Из распахнутого окна комнаты с верхнего этажа усадьбы виднелись дали лугов и перелесков. Такой же вид открывался и с дороги, но она поднималась всё дальше вверх, и Нарен стремительно зашагал вперёд к лесу.
Позади, за садом, осталась усадьба в окружении серебристых бальзамических тополей, а слева – парк и лужайки с сиренью. Потом с двух сторон подступил к дороге молодой сосняк – светлый, ухоженный, с тяжёлой от росы хвоей в серебряных проблесках солнца, но скоро лесная дорога поднялась на вершину холма и упёрлась в другую, обсаженную живой изгородью. За кустами боярышника угадывался обрыв и открывался такой простор, что Нарену вспомнились слова Римаса: «Здесь наша северная Швейцария…»

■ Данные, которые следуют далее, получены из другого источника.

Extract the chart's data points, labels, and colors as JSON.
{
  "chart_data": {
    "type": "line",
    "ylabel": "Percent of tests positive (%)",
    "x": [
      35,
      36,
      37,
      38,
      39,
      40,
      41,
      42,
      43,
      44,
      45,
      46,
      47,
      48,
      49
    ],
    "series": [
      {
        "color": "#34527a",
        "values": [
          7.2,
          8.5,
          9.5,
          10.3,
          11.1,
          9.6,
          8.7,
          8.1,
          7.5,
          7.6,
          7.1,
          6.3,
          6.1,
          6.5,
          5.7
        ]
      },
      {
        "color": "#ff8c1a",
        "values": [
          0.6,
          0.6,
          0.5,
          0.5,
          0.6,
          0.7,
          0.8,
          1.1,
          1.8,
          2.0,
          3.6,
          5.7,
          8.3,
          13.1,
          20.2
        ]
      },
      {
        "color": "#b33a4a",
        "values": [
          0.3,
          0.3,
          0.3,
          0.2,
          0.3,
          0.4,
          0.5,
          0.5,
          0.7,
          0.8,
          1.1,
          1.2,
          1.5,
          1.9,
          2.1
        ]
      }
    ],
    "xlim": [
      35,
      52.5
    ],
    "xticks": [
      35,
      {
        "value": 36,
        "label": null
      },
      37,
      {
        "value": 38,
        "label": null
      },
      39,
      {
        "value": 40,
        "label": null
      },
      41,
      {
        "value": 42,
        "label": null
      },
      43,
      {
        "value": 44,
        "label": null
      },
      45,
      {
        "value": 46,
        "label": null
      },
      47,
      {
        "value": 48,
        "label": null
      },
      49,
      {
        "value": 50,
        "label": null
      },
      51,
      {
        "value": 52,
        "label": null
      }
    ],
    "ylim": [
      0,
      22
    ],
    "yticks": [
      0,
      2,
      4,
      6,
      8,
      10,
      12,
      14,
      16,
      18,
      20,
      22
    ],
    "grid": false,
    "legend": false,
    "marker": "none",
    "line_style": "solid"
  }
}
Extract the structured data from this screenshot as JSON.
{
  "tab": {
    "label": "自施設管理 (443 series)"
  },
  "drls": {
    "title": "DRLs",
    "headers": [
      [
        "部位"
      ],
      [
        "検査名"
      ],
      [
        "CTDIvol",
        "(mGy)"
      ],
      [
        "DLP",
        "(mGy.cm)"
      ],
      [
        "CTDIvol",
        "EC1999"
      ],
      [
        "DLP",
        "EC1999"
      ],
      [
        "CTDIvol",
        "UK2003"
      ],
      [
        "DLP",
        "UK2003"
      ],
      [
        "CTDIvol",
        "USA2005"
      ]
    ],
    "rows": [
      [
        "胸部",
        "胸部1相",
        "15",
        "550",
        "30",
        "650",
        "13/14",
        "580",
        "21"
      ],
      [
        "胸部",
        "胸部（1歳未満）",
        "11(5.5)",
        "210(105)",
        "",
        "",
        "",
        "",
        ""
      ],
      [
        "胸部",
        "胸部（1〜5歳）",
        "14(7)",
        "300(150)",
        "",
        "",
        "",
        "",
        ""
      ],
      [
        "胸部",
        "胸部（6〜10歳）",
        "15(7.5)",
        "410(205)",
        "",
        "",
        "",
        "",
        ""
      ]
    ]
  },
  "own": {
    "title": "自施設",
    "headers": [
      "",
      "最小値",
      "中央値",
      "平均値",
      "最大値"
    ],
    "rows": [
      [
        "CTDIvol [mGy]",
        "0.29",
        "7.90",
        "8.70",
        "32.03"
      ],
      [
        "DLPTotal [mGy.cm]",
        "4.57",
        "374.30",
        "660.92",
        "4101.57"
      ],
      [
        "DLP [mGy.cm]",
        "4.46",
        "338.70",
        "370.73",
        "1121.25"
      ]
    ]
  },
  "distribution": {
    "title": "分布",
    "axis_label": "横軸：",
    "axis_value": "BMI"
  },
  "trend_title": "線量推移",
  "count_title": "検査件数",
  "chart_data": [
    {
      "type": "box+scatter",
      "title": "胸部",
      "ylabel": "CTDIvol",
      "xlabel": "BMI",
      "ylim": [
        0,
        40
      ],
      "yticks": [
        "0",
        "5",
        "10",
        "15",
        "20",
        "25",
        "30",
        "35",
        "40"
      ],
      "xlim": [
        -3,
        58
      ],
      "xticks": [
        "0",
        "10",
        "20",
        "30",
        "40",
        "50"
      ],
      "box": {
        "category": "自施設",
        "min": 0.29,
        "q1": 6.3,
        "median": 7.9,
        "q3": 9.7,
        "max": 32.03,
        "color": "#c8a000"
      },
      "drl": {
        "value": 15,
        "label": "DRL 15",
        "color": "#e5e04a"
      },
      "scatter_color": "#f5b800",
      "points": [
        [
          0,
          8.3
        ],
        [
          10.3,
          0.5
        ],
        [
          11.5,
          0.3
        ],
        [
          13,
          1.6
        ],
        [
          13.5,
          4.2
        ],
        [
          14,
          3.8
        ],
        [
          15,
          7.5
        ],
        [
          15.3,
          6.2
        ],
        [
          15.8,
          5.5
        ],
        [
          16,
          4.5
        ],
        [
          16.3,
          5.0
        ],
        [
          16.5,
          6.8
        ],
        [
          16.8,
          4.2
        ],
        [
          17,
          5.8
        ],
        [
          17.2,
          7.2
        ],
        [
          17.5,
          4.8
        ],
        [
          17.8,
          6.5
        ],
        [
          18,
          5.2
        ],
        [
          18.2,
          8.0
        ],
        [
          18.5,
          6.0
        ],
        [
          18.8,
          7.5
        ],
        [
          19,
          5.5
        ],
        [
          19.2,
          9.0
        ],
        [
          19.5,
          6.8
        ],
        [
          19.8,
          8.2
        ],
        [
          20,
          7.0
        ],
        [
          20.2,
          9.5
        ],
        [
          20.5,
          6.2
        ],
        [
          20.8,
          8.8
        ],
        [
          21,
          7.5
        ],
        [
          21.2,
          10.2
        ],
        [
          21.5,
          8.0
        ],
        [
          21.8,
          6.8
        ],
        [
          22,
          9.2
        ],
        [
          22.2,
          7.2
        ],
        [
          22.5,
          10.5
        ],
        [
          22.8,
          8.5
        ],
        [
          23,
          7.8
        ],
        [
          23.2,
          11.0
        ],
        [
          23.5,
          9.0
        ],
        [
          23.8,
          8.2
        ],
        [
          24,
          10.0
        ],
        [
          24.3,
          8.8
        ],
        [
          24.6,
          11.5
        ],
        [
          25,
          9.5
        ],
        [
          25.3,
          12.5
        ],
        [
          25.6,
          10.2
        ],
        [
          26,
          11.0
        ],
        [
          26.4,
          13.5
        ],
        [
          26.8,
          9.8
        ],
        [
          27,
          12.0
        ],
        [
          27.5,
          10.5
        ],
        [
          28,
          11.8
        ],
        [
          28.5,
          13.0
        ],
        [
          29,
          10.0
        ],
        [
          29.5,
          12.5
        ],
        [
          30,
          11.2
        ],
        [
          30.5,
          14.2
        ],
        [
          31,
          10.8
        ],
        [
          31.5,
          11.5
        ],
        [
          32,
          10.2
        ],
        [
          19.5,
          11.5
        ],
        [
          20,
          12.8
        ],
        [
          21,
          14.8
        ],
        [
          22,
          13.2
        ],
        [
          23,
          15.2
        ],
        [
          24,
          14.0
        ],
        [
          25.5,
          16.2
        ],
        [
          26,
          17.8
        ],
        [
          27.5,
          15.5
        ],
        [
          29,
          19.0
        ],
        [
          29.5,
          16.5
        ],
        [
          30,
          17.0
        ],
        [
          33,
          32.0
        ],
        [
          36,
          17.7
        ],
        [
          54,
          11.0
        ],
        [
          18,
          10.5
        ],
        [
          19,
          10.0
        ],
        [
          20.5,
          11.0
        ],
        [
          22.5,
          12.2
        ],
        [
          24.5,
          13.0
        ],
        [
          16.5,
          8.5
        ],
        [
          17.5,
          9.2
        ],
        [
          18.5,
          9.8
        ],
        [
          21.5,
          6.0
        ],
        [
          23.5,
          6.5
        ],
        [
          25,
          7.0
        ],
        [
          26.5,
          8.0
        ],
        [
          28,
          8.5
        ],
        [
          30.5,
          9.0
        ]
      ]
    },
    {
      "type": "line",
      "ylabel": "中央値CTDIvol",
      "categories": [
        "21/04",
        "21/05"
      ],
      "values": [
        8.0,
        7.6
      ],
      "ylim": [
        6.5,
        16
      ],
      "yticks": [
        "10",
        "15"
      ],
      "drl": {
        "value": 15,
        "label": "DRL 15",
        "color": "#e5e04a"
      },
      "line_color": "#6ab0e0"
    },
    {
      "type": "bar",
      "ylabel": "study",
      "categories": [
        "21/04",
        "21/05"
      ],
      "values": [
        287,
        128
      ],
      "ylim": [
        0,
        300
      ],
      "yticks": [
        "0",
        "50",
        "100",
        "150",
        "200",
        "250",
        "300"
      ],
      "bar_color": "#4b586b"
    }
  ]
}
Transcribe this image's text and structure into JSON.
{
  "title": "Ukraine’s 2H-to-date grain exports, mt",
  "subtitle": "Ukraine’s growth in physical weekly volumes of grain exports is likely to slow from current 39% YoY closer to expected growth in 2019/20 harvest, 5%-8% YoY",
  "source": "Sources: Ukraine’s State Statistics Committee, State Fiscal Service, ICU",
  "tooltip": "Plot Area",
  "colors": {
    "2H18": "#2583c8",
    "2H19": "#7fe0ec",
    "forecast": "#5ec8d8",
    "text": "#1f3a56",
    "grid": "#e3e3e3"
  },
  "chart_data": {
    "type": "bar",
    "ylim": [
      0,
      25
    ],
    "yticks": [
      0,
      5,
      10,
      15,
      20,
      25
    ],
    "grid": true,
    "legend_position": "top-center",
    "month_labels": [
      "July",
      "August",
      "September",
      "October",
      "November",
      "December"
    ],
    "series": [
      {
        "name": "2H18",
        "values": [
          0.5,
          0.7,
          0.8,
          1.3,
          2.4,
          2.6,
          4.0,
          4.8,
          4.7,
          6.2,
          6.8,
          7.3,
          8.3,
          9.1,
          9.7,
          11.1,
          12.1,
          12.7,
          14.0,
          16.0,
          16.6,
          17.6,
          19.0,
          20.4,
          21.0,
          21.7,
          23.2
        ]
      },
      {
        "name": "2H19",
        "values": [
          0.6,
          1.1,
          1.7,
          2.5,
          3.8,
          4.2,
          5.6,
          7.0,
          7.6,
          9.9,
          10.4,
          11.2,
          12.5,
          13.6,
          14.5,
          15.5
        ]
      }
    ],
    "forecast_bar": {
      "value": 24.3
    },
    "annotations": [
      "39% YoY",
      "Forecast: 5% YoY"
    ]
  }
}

Вспомнились родные горы – предгорья гор, ибо всюду с обрыва он видел холмы, поросшие лесом, луга на далёких склонах и синеющие в крутых берегах изгибы озера.
Ноги сами понесли его вниз по дороге. Ему хотелось бежать и вдыхать вольный воздух этих просторов. Они открывались справа – по-весеннему зелёные луга, поля, горки и перелески. А слева вдруг кончилась живая изгородь. Открытый склон холма был обсажен липами. Липы начинали зацветать, тонкий медовый дух висел над дорогой, посреди поляны стояла каплица под огромной Вейморовой сосной… Ноги несли его дальше, вновь начался подъём, и дорога влилась в старый лиственный лес.